Not to worry, said Lee B. A few taps of a hammer in a few well-chosen places, a bit of push applied in a corner, and the whole grid shifted into a much more passable square. It may not have been a Pythagorean ideal form, but it would certainly do the job of helping to hold up the church.

Thinking of that, I noticed how many things we did today that required a little tapping, a bit of a push, some just-after-the-fact adjustment to line up properly for the job they were intended to do. We needed to pour concrete for another course of foundation; and to do that we needed to set up boards as concrete forms; and to hold the boards in place we created struts of masonry blocks piled on each other, angled against the boards, backed up with more blocks, pushed up together in whatever way would provide the most leverage for the board. It wasn't precision work. But the boards held, and the concrete stayed where it was put, and the foundation course looked pretty straight. There were rebar towers already set in concrete at the bases of several footings all the way around the structure; and while the bases of the towers were secure, the tops weren't always straight. As the new foundation course went in, the towers were propped into straighter line with sticks and struts and whatever could bring them into line before the next courses of blocks could grow around them. Wooden planks made up the majority of the concrete forms; but they had open ends, and the concrete had to be prevented from flowing out the ends; so Todd Doorenbos and Lee N and I stuffed wet heavy paper -- concrete bags, actually, that had been dunked in a pail of water -- into the places where the flowing concrete had to be dammed. It looked mighty strange. But when the concrete was poured into the forms the paper held, and it left just the open spaces needed to set in extra rebar cages and footing grids when the foundation reinforcements are built.

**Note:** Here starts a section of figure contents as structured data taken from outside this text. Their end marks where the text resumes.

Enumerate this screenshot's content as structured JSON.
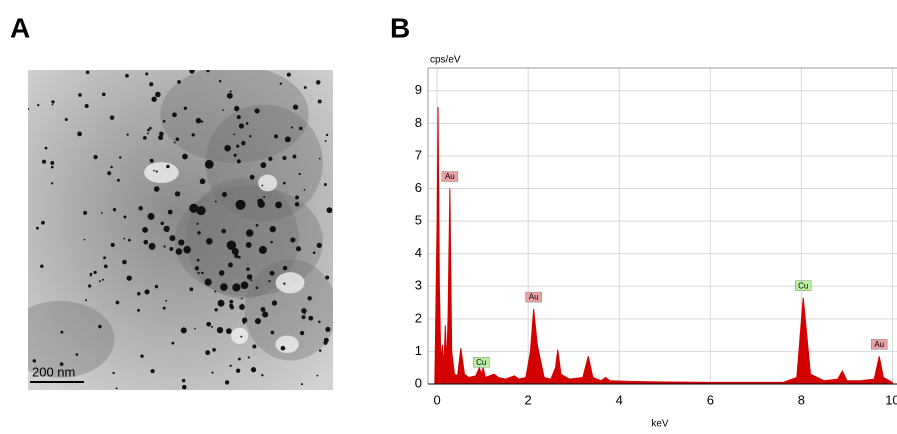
{
  "panels": {
    "a_label": "A",
    "scale_bar": "200 nm",
    "b_label": "B"
  },
  "chart_data": {
    "type": "area",
    "y_label": "cps/eV",
    "x_label": "keV",
    "color": "#d40000",
    "grid": true,
    "x": [
      -0.05,
      0.0,
      0.02,
      0.05,
      0.08,
      0.12,
      0.15,
      0.18,
      0.21,
      0.24,
      0.28,
      0.32,
      0.38,
      0.45,
      0.52,
      0.6,
      0.7,
      0.85,
      0.93,
      0.97,
      1.01,
      1.06,
      1.15,
      1.25,
      1.35,
      1.5,
      1.7,
      1.8,
      1.95,
      2.05,
      2.12,
      2.2,
      2.35,
      2.5,
      2.6,
      2.65,
      2.72,
      2.9,
      3.2,
      3.32,
      3.42,
      3.6,
      3.7,
      3.8,
      4.2,
      5,
      6,
      7,
      7.6,
      7.9,
      8.04,
      8.2,
      8.5,
      8.8,
      8.9,
      9.0,
      9.3,
      9.6,
      9.71,
      9.8,
      10.0
    ],
    "values": [
      0,
      5.0,
      8.5,
      3.0,
      0.8,
      1.2,
      0.5,
      1.8,
      0.6,
      2.0,
      6.0,
      1.0,
      0.3,
      0.25,
      1.1,
      0.3,
      0.2,
      0.25,
      0.5,
      0.3,
      0.5,
      0.2,
      0.25,
      0.3,
      0.2,
      0.15,
      0.25,
      0.15,
      0.2,
      1.0,
      2.3,
      1.2,
      0.2,
      0.15,
      0.5,
      1.05,
      0.3,
      0.15,
      0.2,
      0.85,
      0.2,
      0.1,
      0.2,
      0.1,
      0.08,
      0.06,
      0.05,
      0.05,
      0.05,
      0.2,
      2.65,
      0.3,
      0.1,
      0.15,
      0.4,
      0.1,
      0.1,
      0.15,
      0.85,
      0.2,
      0.05
    ],
    "xlim": [
      -0.2,
      10.1
    ],
    "ylim": [
      0,
      9.7
    ],
    "xticks": [
      0,
      2,
      4,
      6,
      8,
      10
    ],
    "yticks": [
      0,
      1,
      2,
      3,
      4,
      5,
      6,
      7,
      8,
      9
    ],
    "annotations": [
      {
        "text": "Au",
        "x": 0.28,
        "color": "#e8a0a0"
      },
      {
        "text": "Cu",
        "x": 0.97,
        "color": "#b8f0a0"
      },
      {
        "text": "Au",
        "x": 2.12,
        "color": "#e8a0a0"
      },
      {
        "text": "Cu",
        "x": 8.04,
        "color": "#b8f0a0"
      },
      {
        "text": "Au",
        "x": 9.71,
        "color": "#e8a0a0"
      }
    ]
  }
}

A lot of the things we did today required a little tapping, a little push, some propping up, some stuffing in, some little bit of adjustment before they came into line, before they were square enough to do the jobs they were meant to do.

In Christian theology we talk about "justification," and the best simple explanation of justification that I've ever heard related it to the practice of "justifying" a paragraph of text. A "justified" text has a straight margin on both the right and the left, both the beginning and end of each line. The lines line up in a satisfying square. In order to achieve the even margin on the right-hand side, the typesetter (or, now, the word processing program) has to add tiny bits of space between words, even between individual characters. In the days of movable type, the printer had to tap on the type, push a little here, pull a little there, in order to add the extra spaces to make the lines line up. But when all the work was done, the paragraph was justified, the characters were squared off in right relationship.

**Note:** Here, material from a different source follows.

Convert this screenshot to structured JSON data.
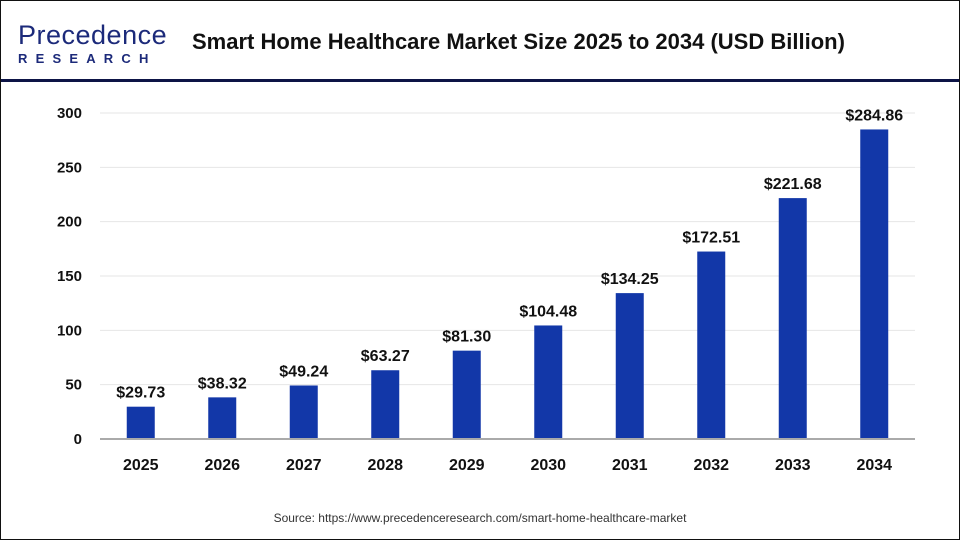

I think perhaps that's how God does the work of justification in us: a tap here, a push there, a bit of insight, an eye-opening experience, a forgiveness offered, a love deepened: bit by bit, God adjusts us in small ways to come into righter relationships, to line up our energies and actions and thoughts and feelings in something more like the way God really wants us to be. Like the grid for the footing, we are not squared up true all at once, but it takes some time and effort to bring our potentials into realization of God's best will for us.

But, unlike the footing grid, we have the capacity to work along with God, to co-operate in the adjustments that make us more true, to be part of the work of making our own souls. Not self-justification, but cooperating with God in the work of our mutual justification, our mutual adjustment and accommodation, for the righting of our many relationships.

A tap here, a push there, with humility and with good will -- that's how we become squared up true in God's love.